Dillies and Mehta followed a different route than we did from Szemerédi’s Regularity Lemma to Roth’s Theorem: via the Corners Theorem. A corner in \({\mathbb {Z}}^2\) is a three-element set of the form

$$\begin{aligned} \{(x,y), (x+d,y), (x,y+d)\} \end{aligned}$$

with \(d > 0\). The Corners Theorem states that every corner-free subset of \([N]^2\) has size \(o(N^2)\). It has a short proof using the Triangle Removal Lemma and leads fairly directly to Roth’s Theorem.
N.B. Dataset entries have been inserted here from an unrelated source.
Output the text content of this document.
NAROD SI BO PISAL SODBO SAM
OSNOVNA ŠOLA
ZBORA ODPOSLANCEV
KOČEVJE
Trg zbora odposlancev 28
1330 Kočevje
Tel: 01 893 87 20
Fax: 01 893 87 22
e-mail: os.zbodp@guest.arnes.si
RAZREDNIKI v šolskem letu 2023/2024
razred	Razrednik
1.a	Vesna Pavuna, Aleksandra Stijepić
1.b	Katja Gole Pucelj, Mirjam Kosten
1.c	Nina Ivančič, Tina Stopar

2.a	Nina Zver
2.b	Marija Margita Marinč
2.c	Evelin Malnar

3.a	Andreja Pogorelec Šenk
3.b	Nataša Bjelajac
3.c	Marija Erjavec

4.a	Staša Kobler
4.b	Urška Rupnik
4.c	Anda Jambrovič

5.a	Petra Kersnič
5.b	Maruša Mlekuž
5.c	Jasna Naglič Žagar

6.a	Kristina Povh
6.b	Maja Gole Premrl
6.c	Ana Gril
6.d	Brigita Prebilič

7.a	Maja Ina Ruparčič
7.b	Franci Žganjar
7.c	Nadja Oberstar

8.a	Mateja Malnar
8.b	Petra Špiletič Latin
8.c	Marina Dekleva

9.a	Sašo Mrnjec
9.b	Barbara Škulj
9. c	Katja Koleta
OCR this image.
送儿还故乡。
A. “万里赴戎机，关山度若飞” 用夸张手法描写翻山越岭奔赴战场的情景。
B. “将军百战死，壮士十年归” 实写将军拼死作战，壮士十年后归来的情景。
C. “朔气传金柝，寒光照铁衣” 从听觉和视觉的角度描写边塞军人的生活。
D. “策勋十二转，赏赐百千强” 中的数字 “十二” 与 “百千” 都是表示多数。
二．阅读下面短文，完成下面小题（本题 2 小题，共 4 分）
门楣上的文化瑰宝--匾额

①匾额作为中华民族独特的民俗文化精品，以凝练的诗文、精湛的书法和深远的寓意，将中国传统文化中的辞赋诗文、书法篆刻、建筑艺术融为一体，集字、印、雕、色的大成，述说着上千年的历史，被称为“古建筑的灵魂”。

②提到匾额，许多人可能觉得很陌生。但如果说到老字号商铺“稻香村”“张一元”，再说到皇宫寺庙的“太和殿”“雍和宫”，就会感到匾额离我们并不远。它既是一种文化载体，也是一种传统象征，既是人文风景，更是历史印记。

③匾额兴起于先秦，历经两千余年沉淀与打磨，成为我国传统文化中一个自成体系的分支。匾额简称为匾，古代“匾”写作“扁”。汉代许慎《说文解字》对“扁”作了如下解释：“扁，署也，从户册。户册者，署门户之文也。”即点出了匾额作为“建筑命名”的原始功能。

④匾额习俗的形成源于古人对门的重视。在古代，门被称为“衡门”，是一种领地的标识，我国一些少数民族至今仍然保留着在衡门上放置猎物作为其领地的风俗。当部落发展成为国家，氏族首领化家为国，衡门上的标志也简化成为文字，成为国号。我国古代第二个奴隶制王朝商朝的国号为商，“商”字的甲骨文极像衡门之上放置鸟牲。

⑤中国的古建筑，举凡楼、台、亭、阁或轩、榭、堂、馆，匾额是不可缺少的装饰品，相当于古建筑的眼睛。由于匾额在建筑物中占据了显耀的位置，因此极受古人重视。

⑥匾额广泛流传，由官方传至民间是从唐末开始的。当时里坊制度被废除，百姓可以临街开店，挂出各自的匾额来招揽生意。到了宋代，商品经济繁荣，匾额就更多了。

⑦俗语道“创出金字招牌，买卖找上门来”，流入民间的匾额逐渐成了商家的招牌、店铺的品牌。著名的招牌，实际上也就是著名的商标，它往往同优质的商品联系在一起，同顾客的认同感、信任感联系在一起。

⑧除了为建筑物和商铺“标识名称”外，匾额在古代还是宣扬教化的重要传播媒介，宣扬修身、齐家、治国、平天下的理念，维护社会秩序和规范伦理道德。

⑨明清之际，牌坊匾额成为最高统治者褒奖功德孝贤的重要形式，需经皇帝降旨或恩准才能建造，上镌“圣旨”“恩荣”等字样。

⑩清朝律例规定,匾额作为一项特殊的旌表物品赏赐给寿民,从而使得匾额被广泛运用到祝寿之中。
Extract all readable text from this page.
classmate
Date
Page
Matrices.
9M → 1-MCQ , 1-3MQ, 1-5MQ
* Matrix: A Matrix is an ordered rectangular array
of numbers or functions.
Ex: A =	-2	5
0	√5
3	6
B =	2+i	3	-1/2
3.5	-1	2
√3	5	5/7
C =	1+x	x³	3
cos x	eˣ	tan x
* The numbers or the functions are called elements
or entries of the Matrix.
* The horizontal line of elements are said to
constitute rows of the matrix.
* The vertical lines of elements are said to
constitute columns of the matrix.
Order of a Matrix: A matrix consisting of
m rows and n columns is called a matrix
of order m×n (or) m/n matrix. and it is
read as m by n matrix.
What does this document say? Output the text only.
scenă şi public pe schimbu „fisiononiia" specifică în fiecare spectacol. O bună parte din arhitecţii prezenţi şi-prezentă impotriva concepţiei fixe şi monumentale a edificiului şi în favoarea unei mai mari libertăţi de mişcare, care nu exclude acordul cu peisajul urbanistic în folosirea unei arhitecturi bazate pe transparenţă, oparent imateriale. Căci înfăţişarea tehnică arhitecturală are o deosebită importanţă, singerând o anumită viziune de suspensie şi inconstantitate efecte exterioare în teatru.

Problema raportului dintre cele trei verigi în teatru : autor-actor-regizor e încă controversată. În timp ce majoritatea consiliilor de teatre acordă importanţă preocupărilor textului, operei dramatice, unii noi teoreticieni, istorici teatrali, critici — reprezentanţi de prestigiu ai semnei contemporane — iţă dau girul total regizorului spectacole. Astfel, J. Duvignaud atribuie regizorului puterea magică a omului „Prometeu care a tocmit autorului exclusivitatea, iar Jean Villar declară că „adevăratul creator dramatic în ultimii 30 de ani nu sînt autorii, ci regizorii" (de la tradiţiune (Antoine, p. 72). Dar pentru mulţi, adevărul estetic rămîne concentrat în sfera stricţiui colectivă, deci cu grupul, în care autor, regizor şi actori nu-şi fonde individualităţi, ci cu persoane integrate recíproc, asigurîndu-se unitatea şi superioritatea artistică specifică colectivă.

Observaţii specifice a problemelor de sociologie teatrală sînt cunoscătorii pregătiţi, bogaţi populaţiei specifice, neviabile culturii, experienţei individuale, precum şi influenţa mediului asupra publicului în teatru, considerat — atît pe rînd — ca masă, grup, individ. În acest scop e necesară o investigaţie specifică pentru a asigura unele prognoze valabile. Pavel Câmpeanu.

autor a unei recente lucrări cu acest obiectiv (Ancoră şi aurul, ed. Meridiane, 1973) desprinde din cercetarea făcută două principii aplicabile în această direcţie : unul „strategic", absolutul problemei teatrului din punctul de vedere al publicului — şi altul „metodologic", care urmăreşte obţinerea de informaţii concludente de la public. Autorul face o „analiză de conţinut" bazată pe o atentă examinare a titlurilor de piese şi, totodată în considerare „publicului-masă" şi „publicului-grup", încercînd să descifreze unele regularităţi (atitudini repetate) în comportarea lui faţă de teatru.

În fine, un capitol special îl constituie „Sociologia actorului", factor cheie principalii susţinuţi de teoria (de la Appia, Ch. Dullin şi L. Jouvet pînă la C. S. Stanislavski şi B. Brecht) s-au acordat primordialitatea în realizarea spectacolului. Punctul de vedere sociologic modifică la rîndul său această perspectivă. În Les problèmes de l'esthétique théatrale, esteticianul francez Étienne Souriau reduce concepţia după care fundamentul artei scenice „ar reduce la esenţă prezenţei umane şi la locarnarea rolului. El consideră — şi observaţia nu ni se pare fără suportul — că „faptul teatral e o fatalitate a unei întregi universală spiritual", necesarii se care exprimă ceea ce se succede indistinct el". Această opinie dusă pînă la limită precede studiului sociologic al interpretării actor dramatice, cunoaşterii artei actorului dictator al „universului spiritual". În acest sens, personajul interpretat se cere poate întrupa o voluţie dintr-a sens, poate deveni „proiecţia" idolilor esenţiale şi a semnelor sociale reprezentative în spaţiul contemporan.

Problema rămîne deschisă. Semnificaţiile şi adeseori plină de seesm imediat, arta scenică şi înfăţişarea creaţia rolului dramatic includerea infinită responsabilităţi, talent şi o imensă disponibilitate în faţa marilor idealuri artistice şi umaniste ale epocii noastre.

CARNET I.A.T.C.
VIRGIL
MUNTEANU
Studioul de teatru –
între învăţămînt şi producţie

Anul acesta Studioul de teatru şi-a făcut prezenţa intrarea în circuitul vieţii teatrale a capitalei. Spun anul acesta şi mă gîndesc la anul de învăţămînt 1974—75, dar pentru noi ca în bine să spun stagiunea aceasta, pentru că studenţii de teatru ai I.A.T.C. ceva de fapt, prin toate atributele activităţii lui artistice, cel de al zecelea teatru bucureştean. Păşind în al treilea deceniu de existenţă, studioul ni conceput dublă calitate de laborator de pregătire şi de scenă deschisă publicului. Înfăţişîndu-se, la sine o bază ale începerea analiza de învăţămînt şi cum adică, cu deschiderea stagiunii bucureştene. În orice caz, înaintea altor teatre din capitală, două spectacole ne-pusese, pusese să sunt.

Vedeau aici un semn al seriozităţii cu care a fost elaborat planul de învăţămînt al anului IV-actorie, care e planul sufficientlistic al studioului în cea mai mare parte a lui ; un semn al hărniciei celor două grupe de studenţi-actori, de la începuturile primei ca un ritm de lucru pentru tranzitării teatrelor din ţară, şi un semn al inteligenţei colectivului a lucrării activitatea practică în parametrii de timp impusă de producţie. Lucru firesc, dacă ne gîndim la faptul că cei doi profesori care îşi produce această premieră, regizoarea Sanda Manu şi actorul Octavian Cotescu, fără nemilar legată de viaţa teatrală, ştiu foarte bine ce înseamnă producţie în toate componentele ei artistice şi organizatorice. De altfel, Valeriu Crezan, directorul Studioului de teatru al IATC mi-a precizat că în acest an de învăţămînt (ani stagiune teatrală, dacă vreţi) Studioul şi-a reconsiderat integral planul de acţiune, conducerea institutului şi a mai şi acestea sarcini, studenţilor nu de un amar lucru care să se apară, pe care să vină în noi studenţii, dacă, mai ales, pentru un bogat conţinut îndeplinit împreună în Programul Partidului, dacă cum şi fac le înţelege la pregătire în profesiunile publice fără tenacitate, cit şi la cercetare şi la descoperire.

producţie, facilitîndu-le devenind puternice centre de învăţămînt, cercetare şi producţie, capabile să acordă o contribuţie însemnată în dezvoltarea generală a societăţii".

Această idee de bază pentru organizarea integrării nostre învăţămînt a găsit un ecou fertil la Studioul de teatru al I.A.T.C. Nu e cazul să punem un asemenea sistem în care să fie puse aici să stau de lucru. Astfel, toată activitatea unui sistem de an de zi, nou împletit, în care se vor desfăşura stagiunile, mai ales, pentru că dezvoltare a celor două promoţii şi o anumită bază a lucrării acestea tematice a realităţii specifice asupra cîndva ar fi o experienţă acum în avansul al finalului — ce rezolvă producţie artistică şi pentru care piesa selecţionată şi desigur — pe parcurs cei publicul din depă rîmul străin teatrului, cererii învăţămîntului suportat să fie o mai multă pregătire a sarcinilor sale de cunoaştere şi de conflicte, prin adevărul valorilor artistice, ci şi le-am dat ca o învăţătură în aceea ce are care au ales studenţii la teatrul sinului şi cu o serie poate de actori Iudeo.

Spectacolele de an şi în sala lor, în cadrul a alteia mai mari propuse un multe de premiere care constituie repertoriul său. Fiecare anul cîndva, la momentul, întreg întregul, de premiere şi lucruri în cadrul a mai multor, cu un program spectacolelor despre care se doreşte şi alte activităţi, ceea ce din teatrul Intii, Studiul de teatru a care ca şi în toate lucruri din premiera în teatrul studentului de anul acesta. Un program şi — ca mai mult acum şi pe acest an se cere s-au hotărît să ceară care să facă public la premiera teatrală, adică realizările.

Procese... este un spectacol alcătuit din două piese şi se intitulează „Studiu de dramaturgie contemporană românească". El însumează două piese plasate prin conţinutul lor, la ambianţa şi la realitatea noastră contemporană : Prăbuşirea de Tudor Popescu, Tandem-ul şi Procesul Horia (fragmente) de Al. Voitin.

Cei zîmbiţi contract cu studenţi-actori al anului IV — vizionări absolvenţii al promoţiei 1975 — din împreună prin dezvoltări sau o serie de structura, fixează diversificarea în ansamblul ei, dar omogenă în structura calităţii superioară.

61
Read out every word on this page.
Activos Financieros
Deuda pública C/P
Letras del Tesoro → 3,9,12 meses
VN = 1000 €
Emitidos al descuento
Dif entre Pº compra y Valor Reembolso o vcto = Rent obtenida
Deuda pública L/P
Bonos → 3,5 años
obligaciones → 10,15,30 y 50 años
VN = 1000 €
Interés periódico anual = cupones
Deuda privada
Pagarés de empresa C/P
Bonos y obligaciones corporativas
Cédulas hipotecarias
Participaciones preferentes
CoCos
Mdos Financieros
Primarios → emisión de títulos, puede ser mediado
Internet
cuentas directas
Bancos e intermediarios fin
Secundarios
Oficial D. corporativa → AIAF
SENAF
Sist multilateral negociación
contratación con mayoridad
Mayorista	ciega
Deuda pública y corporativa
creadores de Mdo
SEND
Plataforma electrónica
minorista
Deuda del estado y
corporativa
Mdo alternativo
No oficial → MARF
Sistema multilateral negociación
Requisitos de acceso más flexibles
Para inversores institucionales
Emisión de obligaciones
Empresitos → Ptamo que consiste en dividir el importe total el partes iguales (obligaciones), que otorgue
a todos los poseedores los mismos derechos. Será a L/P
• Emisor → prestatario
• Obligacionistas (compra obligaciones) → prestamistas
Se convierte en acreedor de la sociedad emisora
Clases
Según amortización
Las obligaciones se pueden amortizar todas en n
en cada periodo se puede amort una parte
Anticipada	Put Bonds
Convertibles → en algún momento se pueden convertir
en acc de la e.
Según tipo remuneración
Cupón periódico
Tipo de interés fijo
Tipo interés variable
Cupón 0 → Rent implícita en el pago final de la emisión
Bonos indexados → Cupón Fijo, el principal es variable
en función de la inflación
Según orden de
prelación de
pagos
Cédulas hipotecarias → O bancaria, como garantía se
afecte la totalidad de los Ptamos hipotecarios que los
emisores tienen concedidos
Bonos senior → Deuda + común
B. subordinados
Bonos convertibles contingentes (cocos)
As already sketched above, we followed a route via the Diamond-Free Lemma, Corollary 1 (also referred to in the literature as a Ruzsa–Szemerédi bound).

Finally, it is worth mentioning that although the Isabelle/HOL type system is much simpler than Lean’s (the latter uses dependent types), we never had to exercise any ingenuity in regard to types.

7 Conclusions

Szemerédi’s Regularity Lemma and Roth’s Theorem on Arithmetic Progressions are regarded as major results and our announcement of their formalisation was greeted enthusiastically [2]. And yet, the formalisation was almost straightforward, the main difficulties stemming from ambiguities in our sources compounded by our unwise refusal to consult available experts. The formalisations are relatively short: about 1000 lines for Szemerédi’s Regularity Lemma and 1500 for Roth’s Theorem. Zhao’s exposition of the two theorems takes up about six pages for each. A rough calculation yields a de Bruijn factor (the ratio of the sizes of the formalised material over the original material) of about four for both developments. This sort of mathematics is clearly suitable for formalisation, and in view of the minor inaccuracies we discovered in standard presentations, there is some value in doing so.